En 1990 et 1991, alors qu’Édouard Glissant résidait à Baton Rouge et était professeur à l’université d’état de Louisiane, nous nous réunîmes à intervalles plus ou moins réguliers pour dialoguer. De ces entretiens, qui s’étendirent sur une année, est extrait ce texte dans lequel Édouard Glissant passe en revue et resitue les arêtes majeures de sa pensée.

En dépit de leur ancienneté, les dits de Glissant n’ont rien perdu de leur fraîcheur. Répondant au médiéviste que j’étais alors, l’écrivain contraste la poétique médiévale de la relation avec celle de notre modernité et en précise les différences. Sur le frottement mondial des langues, des peuples et des cultures, sur l’émergence des états-nations, sur la décolonisation, sur la question de l’identité, Édouard Glissant nous livre ici le fond de sa pensée, fondée sur un coup de génie inaugural, qui n’est autre que de s’approprier poétiquement la symbolique de la mondialisation contemporaine, pour en extraire la cristallisation lyrique.

Alexandre Leupin

Édouard Glissant : La notion de centre et de périphérie, il me semble que je l’ai abordée pour la première fois dans mon premier roman, La Lézarde, où, pour parler de la France et de Paris et du gouvernement de Paris j’emploie le mot “centre” avec un C majuscule.
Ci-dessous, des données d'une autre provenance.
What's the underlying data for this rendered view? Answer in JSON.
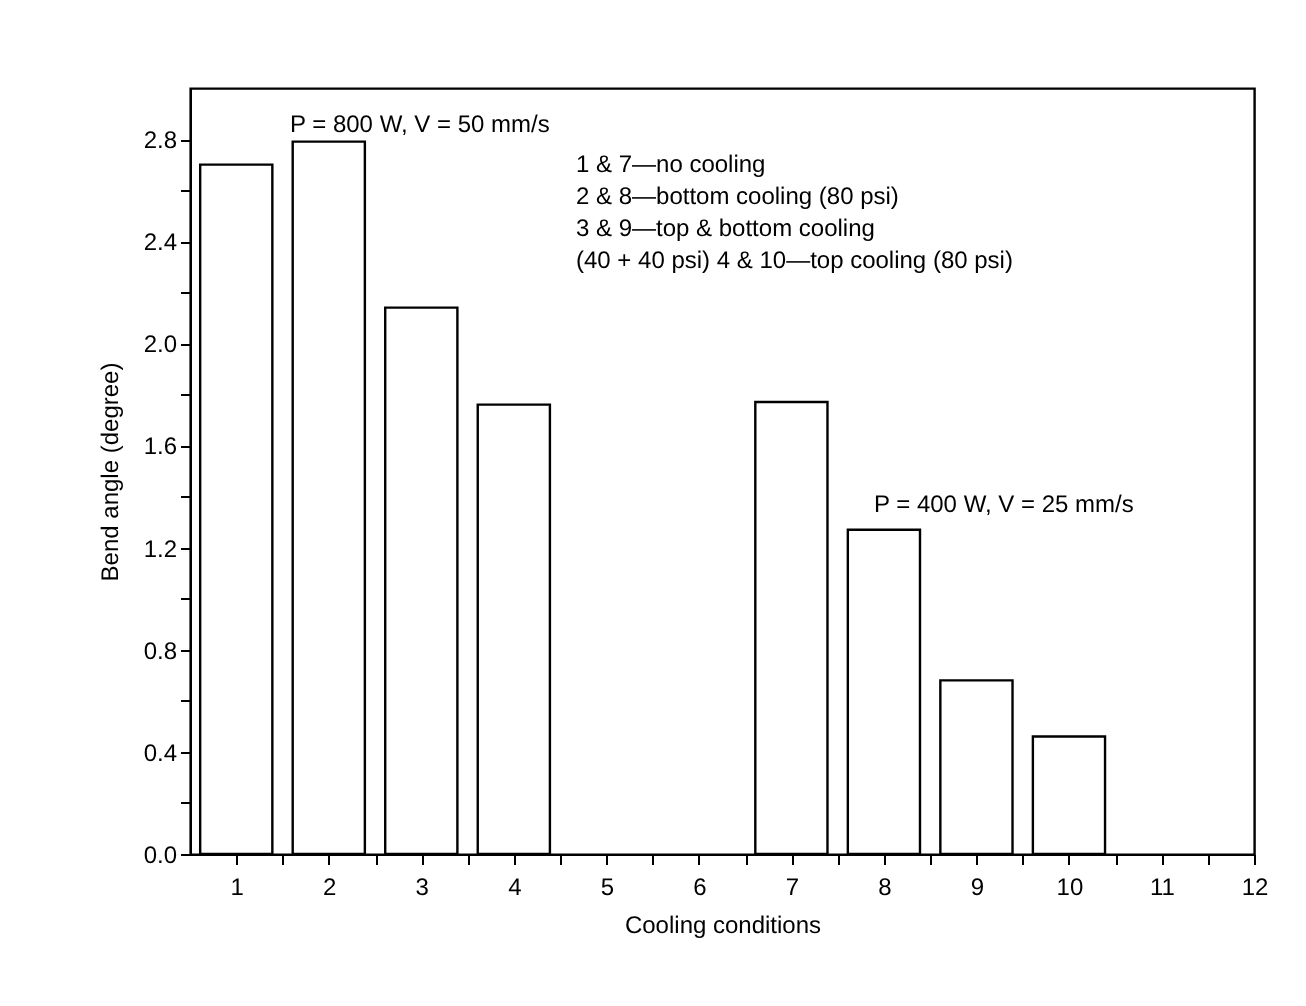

C’est la première fois que j’utilise ce mot. Le problème est qu’en fait, j’écris La Lézarde alors que je suis déjà en France. C’est-à-dire déjà dans le Centre. Et la question que je veux soulever ici, c’est que précisément on ne peut bien comprendre le rapport d’un centre à une périphérie que quand on a fait l’expérience du Centre. Parce que le centre se désigne comme centre, mais ne désigne pas ce qu’il est en se désignant comme centre. La notion de centre peut donc apparaître comme mythique, vue de la périphérie.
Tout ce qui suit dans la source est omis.